Using your knowledge of TensorFlow, you’ll design a neural network, or deep learning model, to create a binary classification model that can predict if an Alphabet Soup-funded organization will be successful based on the features in the dataset. You’ll need to think about how many inputs there are before determining the number of neurons and layers in your model. Once you’ve completed that step, you’ll compile, train, and evaluate your binary classification model to calculate the model’s loss and accuracy.
- Continue using the file in Google Colab in which you performed the preprocessing steps from Step 1.
- Create a neural network model by assigning the number of input features and nodes for each layer using TensorFlow and Keras.
- Create the first hidden layer and choose an appropriate activation function.
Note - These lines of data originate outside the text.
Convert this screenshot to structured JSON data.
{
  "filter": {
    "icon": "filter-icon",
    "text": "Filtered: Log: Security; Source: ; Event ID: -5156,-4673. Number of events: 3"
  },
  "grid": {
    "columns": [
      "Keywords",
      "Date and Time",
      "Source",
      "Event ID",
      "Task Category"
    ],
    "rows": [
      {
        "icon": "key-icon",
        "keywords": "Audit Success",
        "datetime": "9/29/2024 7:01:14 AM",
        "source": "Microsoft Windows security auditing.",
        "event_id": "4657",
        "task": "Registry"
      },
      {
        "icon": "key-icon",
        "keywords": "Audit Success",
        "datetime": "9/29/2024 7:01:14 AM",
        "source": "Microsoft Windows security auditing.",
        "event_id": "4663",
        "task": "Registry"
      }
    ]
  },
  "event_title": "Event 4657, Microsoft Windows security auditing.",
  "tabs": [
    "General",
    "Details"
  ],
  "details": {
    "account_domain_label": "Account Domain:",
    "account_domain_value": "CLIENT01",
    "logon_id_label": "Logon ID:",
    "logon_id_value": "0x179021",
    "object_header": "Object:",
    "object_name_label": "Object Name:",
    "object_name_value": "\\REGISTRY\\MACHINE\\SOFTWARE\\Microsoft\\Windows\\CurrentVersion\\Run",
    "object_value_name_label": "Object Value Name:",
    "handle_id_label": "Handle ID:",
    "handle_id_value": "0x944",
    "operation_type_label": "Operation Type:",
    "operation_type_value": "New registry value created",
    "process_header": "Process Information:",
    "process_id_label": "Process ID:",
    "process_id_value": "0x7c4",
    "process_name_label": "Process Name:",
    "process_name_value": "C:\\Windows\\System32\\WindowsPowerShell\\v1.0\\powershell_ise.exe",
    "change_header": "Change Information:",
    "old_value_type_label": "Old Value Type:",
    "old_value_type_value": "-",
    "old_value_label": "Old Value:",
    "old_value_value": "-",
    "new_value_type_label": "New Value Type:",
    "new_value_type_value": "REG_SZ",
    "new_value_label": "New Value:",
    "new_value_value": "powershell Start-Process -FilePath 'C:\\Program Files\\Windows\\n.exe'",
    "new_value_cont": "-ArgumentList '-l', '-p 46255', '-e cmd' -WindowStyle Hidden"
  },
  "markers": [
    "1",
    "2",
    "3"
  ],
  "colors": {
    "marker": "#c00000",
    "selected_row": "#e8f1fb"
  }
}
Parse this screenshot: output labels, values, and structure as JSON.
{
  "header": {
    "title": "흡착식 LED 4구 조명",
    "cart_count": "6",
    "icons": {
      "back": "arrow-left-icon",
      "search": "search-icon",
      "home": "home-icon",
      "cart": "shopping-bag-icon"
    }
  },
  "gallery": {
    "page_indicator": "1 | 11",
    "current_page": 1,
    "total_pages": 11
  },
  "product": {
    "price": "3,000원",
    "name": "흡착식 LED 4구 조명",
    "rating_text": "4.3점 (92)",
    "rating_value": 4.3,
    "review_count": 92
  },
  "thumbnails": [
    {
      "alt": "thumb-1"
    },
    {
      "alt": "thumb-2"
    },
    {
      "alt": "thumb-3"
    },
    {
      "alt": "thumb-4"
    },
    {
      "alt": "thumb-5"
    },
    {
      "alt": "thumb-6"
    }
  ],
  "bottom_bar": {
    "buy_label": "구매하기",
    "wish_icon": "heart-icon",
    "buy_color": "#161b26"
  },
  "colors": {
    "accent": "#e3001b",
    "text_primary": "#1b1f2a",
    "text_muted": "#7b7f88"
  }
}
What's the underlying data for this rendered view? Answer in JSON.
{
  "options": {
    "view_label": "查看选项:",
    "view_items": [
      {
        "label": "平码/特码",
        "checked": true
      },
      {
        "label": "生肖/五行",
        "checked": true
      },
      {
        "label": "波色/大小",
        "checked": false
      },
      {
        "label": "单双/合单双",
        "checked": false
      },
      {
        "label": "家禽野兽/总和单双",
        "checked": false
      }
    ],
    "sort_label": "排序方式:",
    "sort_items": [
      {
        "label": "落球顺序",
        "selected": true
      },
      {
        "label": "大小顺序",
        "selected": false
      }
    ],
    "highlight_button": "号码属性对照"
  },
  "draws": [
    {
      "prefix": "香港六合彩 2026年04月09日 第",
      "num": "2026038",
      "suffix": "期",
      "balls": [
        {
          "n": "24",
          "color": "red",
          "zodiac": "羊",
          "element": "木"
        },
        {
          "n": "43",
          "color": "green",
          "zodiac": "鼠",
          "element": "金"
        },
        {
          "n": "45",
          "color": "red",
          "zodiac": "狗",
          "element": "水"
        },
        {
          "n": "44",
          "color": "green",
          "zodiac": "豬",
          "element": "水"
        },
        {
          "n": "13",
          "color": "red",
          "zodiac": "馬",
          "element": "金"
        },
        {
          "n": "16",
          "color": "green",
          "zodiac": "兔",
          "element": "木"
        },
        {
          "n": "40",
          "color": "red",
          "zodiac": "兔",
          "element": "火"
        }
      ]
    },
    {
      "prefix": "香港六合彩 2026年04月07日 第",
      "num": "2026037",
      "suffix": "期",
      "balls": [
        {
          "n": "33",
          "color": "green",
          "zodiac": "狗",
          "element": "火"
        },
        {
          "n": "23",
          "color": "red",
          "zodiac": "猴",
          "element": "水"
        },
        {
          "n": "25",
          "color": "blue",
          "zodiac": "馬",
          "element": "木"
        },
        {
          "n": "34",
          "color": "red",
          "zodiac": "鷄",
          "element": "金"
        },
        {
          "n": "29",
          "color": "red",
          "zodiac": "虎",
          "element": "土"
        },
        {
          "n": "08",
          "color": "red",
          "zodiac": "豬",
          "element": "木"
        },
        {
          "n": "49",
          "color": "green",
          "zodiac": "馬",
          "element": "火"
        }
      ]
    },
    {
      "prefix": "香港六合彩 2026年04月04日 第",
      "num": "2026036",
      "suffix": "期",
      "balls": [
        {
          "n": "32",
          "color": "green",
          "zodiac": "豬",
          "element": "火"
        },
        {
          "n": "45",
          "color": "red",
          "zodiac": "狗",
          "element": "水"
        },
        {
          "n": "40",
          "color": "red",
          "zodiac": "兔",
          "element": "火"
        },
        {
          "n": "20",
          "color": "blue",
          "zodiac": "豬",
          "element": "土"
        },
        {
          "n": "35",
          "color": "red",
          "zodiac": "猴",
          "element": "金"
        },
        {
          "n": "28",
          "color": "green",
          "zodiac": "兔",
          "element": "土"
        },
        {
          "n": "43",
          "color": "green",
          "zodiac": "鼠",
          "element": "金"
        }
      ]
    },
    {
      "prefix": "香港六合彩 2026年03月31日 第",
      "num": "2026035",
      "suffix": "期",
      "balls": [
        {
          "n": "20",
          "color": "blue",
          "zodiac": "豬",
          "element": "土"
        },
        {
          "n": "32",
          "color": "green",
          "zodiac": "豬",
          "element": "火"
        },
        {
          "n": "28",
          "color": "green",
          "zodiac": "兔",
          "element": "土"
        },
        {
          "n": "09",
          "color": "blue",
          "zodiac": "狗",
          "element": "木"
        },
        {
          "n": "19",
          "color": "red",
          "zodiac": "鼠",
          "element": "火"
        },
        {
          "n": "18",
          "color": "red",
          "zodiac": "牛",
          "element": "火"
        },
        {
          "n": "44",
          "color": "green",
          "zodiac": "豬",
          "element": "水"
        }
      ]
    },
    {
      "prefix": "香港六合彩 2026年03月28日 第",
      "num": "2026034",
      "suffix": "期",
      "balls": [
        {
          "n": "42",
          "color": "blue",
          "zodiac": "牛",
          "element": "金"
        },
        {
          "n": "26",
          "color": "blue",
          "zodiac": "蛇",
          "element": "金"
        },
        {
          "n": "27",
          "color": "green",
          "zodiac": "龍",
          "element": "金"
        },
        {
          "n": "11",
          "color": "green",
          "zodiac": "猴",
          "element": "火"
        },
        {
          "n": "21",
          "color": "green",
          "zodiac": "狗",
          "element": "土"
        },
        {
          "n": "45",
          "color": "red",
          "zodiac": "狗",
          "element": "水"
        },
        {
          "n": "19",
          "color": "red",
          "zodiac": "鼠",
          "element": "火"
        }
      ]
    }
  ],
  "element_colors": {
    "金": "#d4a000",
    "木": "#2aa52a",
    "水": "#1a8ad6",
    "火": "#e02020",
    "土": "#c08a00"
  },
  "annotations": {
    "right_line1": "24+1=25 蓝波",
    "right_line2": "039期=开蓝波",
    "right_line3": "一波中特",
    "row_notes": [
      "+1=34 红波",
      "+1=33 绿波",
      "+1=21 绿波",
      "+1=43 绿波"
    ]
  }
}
- If necessary, add a second hidden layer with an appropriate activation function.
- Create an output layer with an appropriate activation function.
- Check the structure of the model.
- Compile and train the model.
- Create a callback that saves the model's weights every five epochs.
- Evaluate the model using the test data to determine the loss and accuracy.
- Save and export your results to an HDF5 file. Name the file AlphabetSoupCharity.h5.
Using your knowledge of TensorFlow, optimize your model to achieve a target predictive accuracy higher than 75%.
- Use any or all of the following methods to optimize your model:
- Adjust the input data to ensure that no variables or outliers are causing confusion in the model, such as:
- Dropping more or fewer columns.
- Creating more bins for rare occurrences in columns.
- Increasing or decreasing the number of values for each bin.
- Add more neurons to a hidden layer.
- Add more hidden layers.
- Use different activation functions for the hidden layers.
- Add or reduce the number of epochs to the training regimen.
- Create a new Google Colab file and name it AlphabetSoupCharity_Optimization.ipynb.
- Import your dependencies and read in the charity_data.csv to a Pandas DataFrame.
- Preprocess the dataset as you did in Step 1. Be sure to adjust for any modifications that came out of optimizing the model.
- Design a neural network model, and be sure to adjust for modifications that will optimize the model to achieve higher than 75% accuracy.
- Save and export your results to an HDF5 file. Name the file AlphabetSoupCharity_Optimization.h5.